In Next Steps for Museums to Build Community and Audience, Mantej Singh, talks to ReReeti about a subject he is passionate about – bringing community and culture together and how to retain and engage audience as well as communities. Mantej is a community and cultural development specialist based in Australia.
This is an exploration on how to bring community and museums on the same page of co-creation. Let us think of a museum – the place, the sight, the sounds and smell – what comes to mind? Grandiose building, rare and precious objects, glass displays, caption cards, “Do not touch” signs, hushed voices, silence. Of the estimated 800 museums across India[i] and 55,000 museums in 202 countries around the world[ii], many would reflect this description.
At the same time, many museums are also doing innovative things to engage and retain new audiences by offering children’s programs, food festivals, iPad tours, interactive displays and the big marquee exhibitions. But is building audience the same as engaging the community and how do we build, engage and retain both? This article explores these questions. Audience are the visitors who visit the museum and the potential visitors in the future. From a business model perspective, that is what generates revenue in terms of ticket sales and retail. The funding bodies also judge the museums on this audience performance indicator. But is it really enough?
I would argue that a more holistic indicator is a museum’s ability to build community around its objects. Community is so much more. From people physically living in the area around the museum building, to people living in the same city to people anywhere in the world who share the passion for the museum’s different exhibits. To engage these different communities, museums have to invite them into museum as curators, object and story contributors and in guiding the museums development.

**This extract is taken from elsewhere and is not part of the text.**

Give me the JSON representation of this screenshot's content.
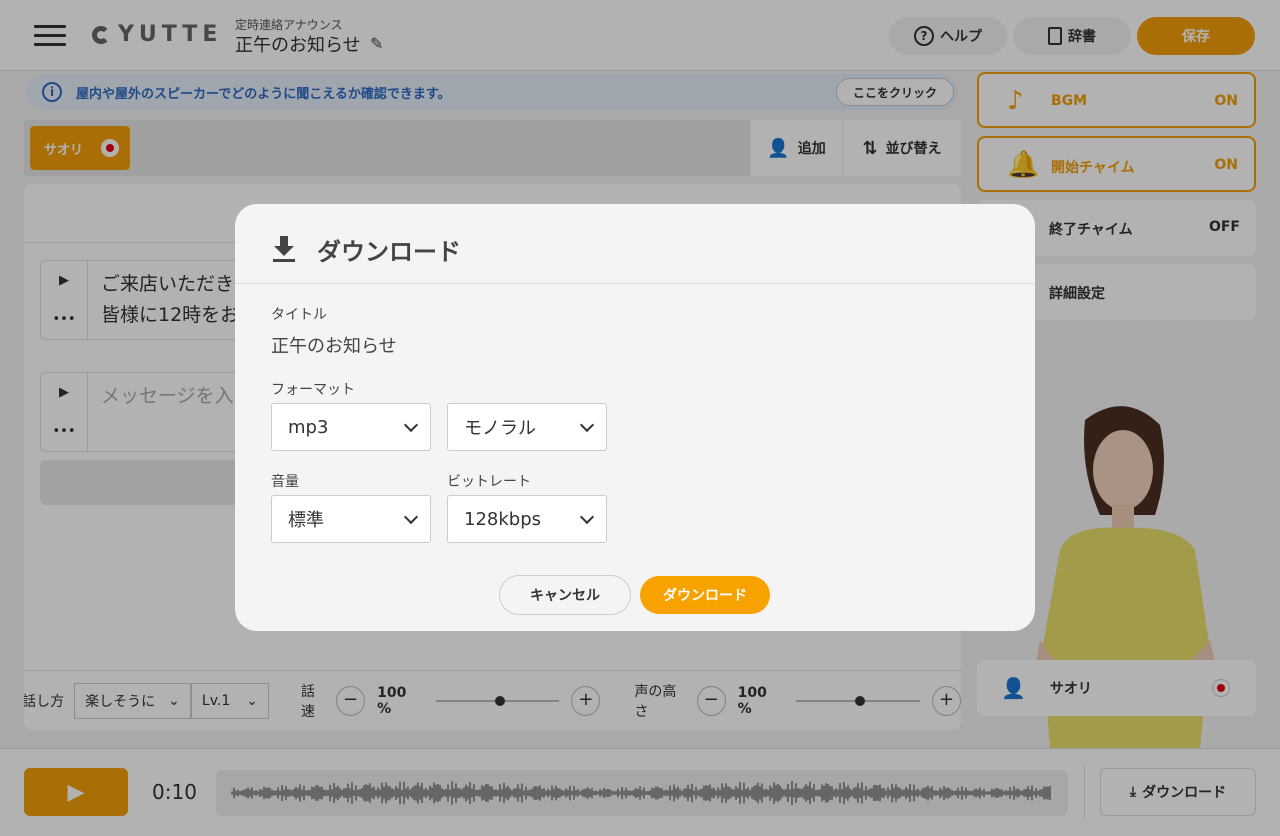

In my view, the key things museums must do to engage the community are:
1. Understand, listen to and collaborate with community
In order to build a community museums need to first understand the community. The museum management and staff need to go and talk to the people who live around their building. It includes the food vendors, the houses in the neighbourhood, the neighbouring school’s principal and teachers, and the local shops and the people in the big shopping centre around the corner. They need to ask these people the simple questions – what would you like to see and do in the museum? Can we do something or offer you something that would make a difference to your lives or add value to your lives? The museum, then, needs to create experiences that offer the outcomes the local community is seeking.
From presenting the local community’s pictures of the local area or objects in their houses, to letting local school students curate exhibitions and public programs in the museum, to offering subsidised meeting spaces to celebrating local community festivals to literally donating funds to local community development programs. Many would ask, how all this will benefit the museum bottom line? The simple answer is that when a local community values the museum, then the message about the museum will spread and the audience and the revenue will follow.

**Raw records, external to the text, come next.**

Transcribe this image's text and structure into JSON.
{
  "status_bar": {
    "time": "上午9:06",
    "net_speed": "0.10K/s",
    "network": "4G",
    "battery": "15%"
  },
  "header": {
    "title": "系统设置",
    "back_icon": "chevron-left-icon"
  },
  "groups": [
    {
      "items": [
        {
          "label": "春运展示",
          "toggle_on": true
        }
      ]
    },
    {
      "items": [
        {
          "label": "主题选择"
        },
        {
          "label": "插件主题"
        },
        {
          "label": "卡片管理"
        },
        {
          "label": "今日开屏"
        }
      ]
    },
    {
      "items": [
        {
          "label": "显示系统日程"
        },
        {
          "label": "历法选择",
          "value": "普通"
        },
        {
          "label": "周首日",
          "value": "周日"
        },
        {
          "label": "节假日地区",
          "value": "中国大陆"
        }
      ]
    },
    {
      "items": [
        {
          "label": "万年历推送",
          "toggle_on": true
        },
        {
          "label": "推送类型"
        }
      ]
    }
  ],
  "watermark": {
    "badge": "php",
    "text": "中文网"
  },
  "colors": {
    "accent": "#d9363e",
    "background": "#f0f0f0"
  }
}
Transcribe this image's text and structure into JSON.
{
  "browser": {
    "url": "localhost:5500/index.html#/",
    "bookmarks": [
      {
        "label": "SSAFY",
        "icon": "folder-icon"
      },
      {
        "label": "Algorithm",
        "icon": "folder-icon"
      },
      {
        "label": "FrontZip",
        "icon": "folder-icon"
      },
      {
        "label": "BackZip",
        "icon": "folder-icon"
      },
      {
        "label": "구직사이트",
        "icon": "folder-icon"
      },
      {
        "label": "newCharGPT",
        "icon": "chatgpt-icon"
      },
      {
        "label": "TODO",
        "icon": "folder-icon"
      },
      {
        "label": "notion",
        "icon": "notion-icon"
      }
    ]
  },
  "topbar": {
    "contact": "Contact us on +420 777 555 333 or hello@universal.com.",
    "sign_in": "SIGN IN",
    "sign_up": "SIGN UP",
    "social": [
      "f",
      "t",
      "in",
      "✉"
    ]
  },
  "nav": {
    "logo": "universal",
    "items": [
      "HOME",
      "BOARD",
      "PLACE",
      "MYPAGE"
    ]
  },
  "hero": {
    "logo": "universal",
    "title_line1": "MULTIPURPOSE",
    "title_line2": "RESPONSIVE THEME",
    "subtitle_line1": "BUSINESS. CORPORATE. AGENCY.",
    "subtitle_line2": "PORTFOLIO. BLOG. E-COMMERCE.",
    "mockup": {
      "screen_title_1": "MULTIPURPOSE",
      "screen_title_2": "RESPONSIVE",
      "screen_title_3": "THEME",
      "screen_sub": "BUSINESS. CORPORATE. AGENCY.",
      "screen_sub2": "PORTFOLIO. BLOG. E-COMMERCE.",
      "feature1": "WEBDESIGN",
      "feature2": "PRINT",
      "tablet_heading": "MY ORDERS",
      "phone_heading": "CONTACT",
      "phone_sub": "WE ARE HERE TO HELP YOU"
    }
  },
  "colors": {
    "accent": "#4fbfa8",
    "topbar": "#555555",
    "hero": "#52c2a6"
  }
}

2. Go from “to see” to “to do and play”
Many museums offer things to see behind glass cases or on plinths with “Do not touch” signs. In the age of smart phone, video-game, internet and social media a “to see experience” does not hold much value for the masses, unless it fits the rarest of rarest categories – like a Picasso or a Van Gogh exhibition. Creating a “to do experience” is therefore, extremely important.
A museum with a display of rare pottery from many centuries ago needs to offer pottery classes for kids and adults and explain the importance of making things by hand. Likewise, a botanical museum needs to have classes in collecting, studying and recording botanical specimens and perhaps cooking. A city museum about a city’s history needs to run travel expeditions to the city comparing historical objects and photographs in their collection with current views of the city.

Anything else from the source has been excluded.